COUNSEL: Heather Hansen, for the Applicant Chelsea Hooper (former counsel), for the Respondent Susan M. Sack appearing on behalf of Ms. Hooper
HEARD: October 29, 2024
Costs Endorsement
[1] On September 19, 2024, I heard the Applicant father’s (“Father”) motion for graduated increases in parenting time with the parties’ son. The Applicant was successful on the motion, and costs of $7,500 were ordered payable by the Respondent to the Applicant.
[2] In my September 19, 2024 Endorsement, I identified a recurring practice concern that judges hearing family matters regularly face when lawyers, in preparing motion material, do not comply with the Consolidated Provincial Practice Direction for Family Proceedings at the Superior Court. I stated the following:
Practice Concern
At the commencement of my motion list, I expressed concern with what may appear to be a trivial problem. But for reasons I explain, it is a vexing problem that negatively impacts the administration of justice in this province and can result in unfairness.

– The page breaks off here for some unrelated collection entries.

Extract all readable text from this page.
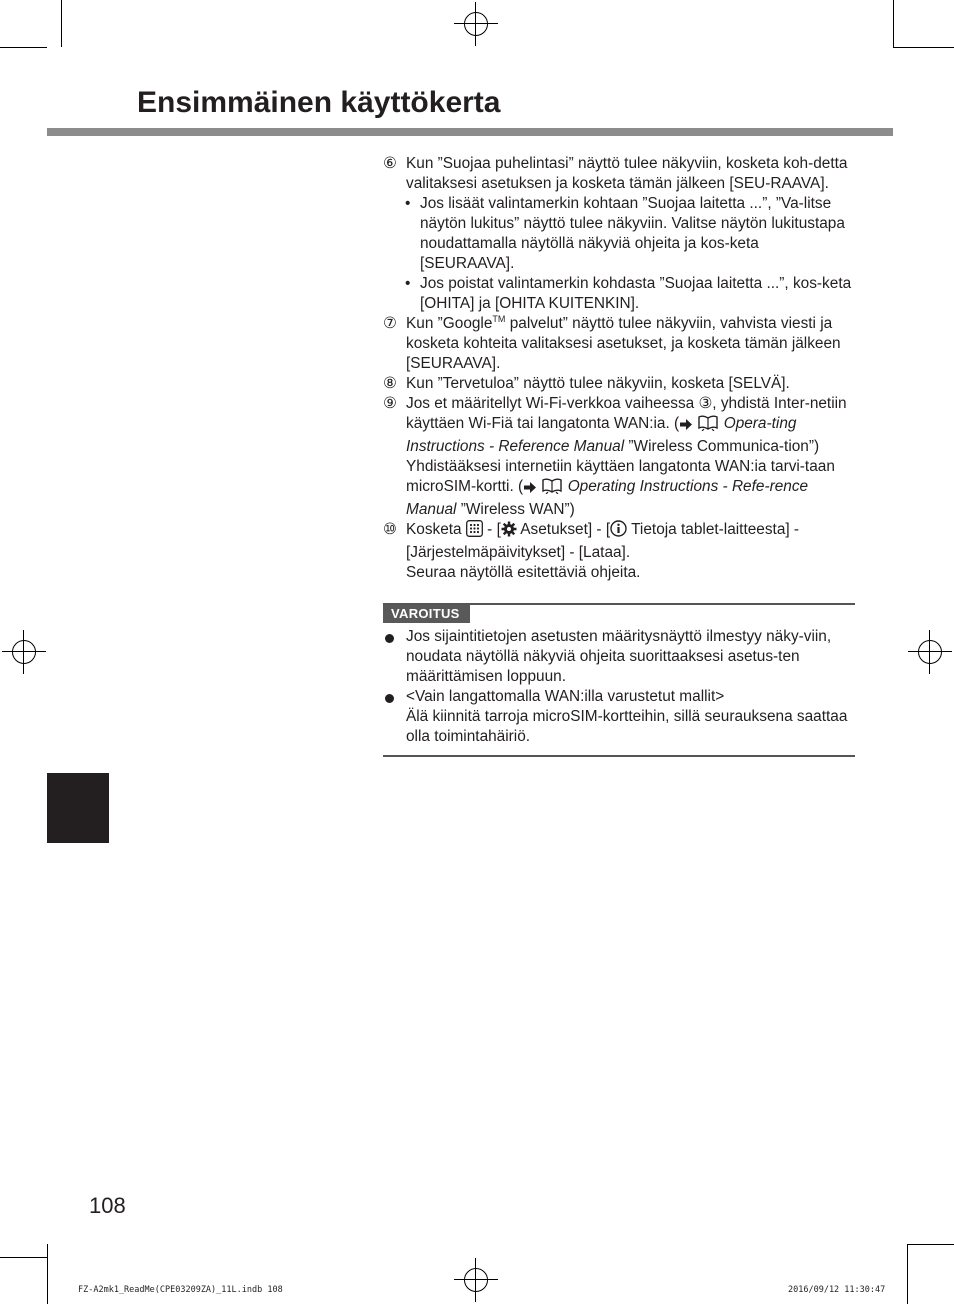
Ensimmäinen käyttökerta
⑥ Kun ”Suojaa puhelintasi” näyttö tulee näkyviin, kosketa koh-detta valitaksesi asetuksen ja kosketa tämän jälkeen [SEU-RAAVA].
• Jos lisäät valintamerkin kohtaan ”Suojaa laitetta ...”, ”Va-litse näytön lukitus” näyttö tulee näkyviin. Valitse näytön lukitustapa noudattamalla näytöllä näkyviä ohjeita ja kos-keta [SEURAAVA].
• Jos poistat valintamerkin kohdasta ”Suojaa laitetta ...”, kos-keta [OHITA] ja [OHITA KUITENKIN].
⑦ Kun ”Google™ palvelut” näyttö tulee näkyviin, vahvista viesti ja kosketa kohteita valitaksesi asetukset, ja kosketa tämän jälkeen [SEURAAVA].
⑧ Kun ”Tervetuloa” näyttö tulee näkyviin, kosketa [SELVÄ].
⑨ Jos et määritellyt Wi-Fi-verkkoa vaiheessa ③, yhdistä Inter-netiin käyttäen Wi-Fiä tai langatonta WAN:ia. (	Opera-ting Instructions - Reference Manual ”Wireless Communica-tion”)
Yhdistääksesi internetiin käyttäen langatonta WAN:ia tarvi-taan microSIM-kortti. (	Operating Instructions - Refe-rence Manual ”Wireless WAN”)
⑩ Kosketa  - [ Asetukset] - [ Tietoja tablet-laitteesta] - [Järjestelmäpäivitykset] - [Lataa].
Seuraa näytöllä esitettäviä ohjeita.
VAROITUS
Jos sijaintitietojen asetusten määritysnäyttö ilmestyy näky-viin, noudata näytöllä näkyviä ohjeita suorittaaksesi asetus-ten määrittämisen loppuun.
<Vain langattomalla WAN:illa varustetut mallit>
Älä kiinnitä tarroja microSIM-kortteihin, sillä seurauksena saattaa olla toimintahäiriö.
108
FZ-A2mk1_ReadMe(CPE03209ZA)_11L.indb 108	2016/09/12 11:30:47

When reviewing motion material, I immediately noticed that the Respondent’s factum was not double-spaced as required by the Consolidated Provincial Practice Direction for Family Proceedings at the Superior Court of Justice (para. E.1.a). At most, it is a 1.5-space. This has real impacts.
a. It is contrary to a Practice Direction of this Court. Lawyers who seek to cram evidence and argument within the page restrictions without regard to what is clearly prescribed in the Practice Direction show disrespect for the administration of justice and the prescribed practices issued by the Chief Justice or Regional Senior Justice.
b. It fails to appreciate the work judges must perform. Judges hearing family matters must read hundreds of pages each day. With CaseLines, this reading is done almost entirely on screens. When material is crammed to fit within page restrictions, it becomes very difficult to read and creates real challenges for judges. It reflects a lack of appreciation for the work judges must perform in the exercise of their judicial duties.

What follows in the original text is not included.